Pájaros caídos
Evité estar en el momento exacto de la muerte de mi madre. Ver ese milagro inverso me parecía monstruoso
Hasta mis tres años viví en la ciudad de Santa Fe, donde mi padre estudiaba ingeniería. Ni él ni mi madre tenían familia allí, de modo que me criaban con la ayuda de los vecinos, los compañeros de estudio, los amigos. Me llevaban siempre de paseo a la plaza de las palomas. Se llama Cristóbal Colón, pero nadie le dice así en Santa Fe. Aunque había una fuente con peces de color naranja, a mí me gustaba la jaula: un inmenso palomar cilíndrico de techo cónico. No tengo recuerdos de mis tres años, pero sí de cuando, tiempo después, regresábamos de visita e íbamos a esa plaza. Yo hacía lo mismo que había hecho a los dos o a los tres: entrar al palomar con una lata repleta de alimento, dejar que las palomas se me arrojaran en picado sobre la cabeza, los hombros, las manos: la comida. No sé en qué momento los seres con alas empezaron a resultarme la encarnación del infierno. Pero para cuando llegué a la adolescencia hacía rato que las palomas me producían un pavor descontrolado (igual que las langostas y las libélulas y todo lo que vuele y grazne y tenga un esqueleto rígido y flotante y embista ciegamente contra las paredes, aunque ninguna presencia me resulta más pavorosa que la de un murciélago, la filosofía del espanto, el espolón del diablo.
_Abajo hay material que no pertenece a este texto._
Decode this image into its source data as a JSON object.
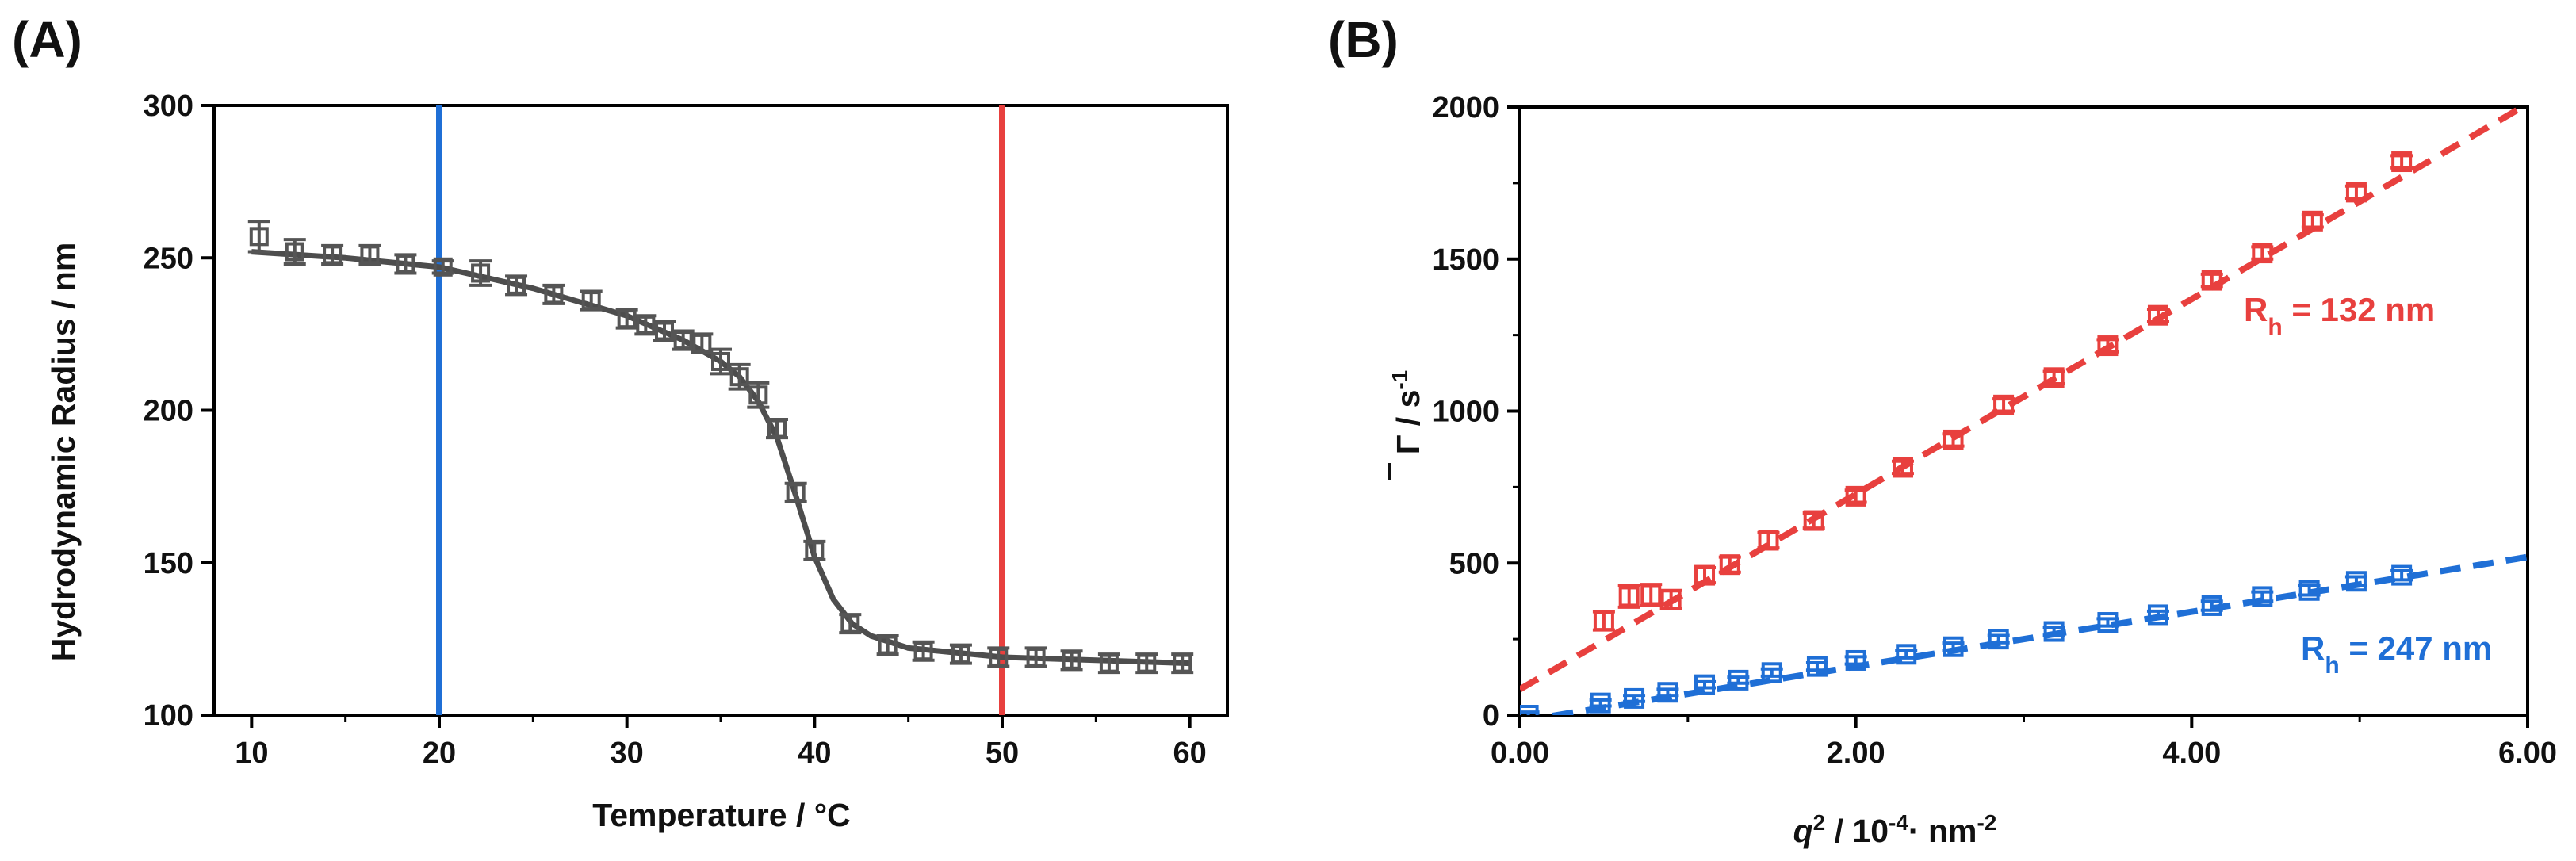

Una vez intenté curar este pavor exponiéndome de manera extática al elemento y entré a una cueva de murciélagos en Indonesia. Me mantuve de pie con los ojos cerrados, sintiendo la brisa desplazada por el ala frenética de todos esos muertos vivos, hasta que en un momento pensé que el miedo iba a volverme loca).
Algo está pasando con las palomas en Buenos Aires. Hoy vi morir a la cuarta. Estaba en el alféizar de la ventana, en casa: le vi la cabeza ladeada, los ojos como detrás de una niebla, y supe que no había nada que hacer. Ya había visto morir a tres de la misma manera. La primera llegó en una caja. El hombre con quien vivo la había encontrado en un parque, al pie de un árbol, cabeceando, y la recogió. Todo el horror de los pájaros se condensa en las alas —tocar las nervaduras es como tocar una potencia chirriante, algo que puede crecer y aniquilarme como una cuchilla enloquecida—, pero metí la mano en la caja y la acaricié. La paloma estaba rendida y había algo blando que me recordó a la resistencia tierna del vientre de los gatos. Algo dócil, frágil y hermoso. Era la potencia de volar, que se perdía. La abrigamos, le dimos agua con una jeringa. Murió al día siguiente. Le siguieron tres, a lo largo de una semana, todas recogidas de la calle, todas muertas en casa. Después vi otras agonizando en la ciudad: en la vereda, debajo de los árboles. Al parecer, las afecta algo llamado paramixovirosis, que no tiene cura. Paso los días imaginando una lluvia de pájaros amargos muriendo en pleno vuelo, cayendo sobre la ciudad salvaje, impía.
¿Han contemplado alguna vez la muerte: el momento exacto en que algo vivo se sumerge en la oscuridad? Es un momento sagrado. Yo trato de mirar a estas palomas mientras mueren. Lo más leve de mí —algo repleto de compasión— las acompaña. Sin embargo, evité estar en el momento exacto de la muerte de mi madre. Ver ese milagro inverso, ese alumbramiento al revés, me parecía monstruoso. Así que durante su agonía rehuí quedarme sola en su habitación. Murió en el hospital, a medianoche, unas horas después de que pasara a verla. Mi padre me avisó por teléfono. Durante el velatorio me quedé mirándola un rato. El hombre con quien vivo se acercó y me dijo: “No la mires. Ya no es ella”. ¡Oh, sí! Claro que era ella. Era mi madre. Muerta. Tenía que mirarla mucho porque no iba a tener tanto tiempo para contemplarla en su muerte como el que había tenido para contemplarla en vida. Cuando cerraron el ataúd ayudé a llevarlo —única hija mujer, única nieta mujer, única sobrina mujer de una casta de varones— hasta la bóveda familiar. Días antes le había limado las uñas. Creo que lo último que me dijo fue algo acerca del pan: que le pusiera más sal a la masa para que la miga saliera aireada, que bajara la temperatura del horno. Son legados de un mundo que ya no existe. A veces olvido su voz. En mi memoria suena aterradora: suena como la mía, tiene mi rostro.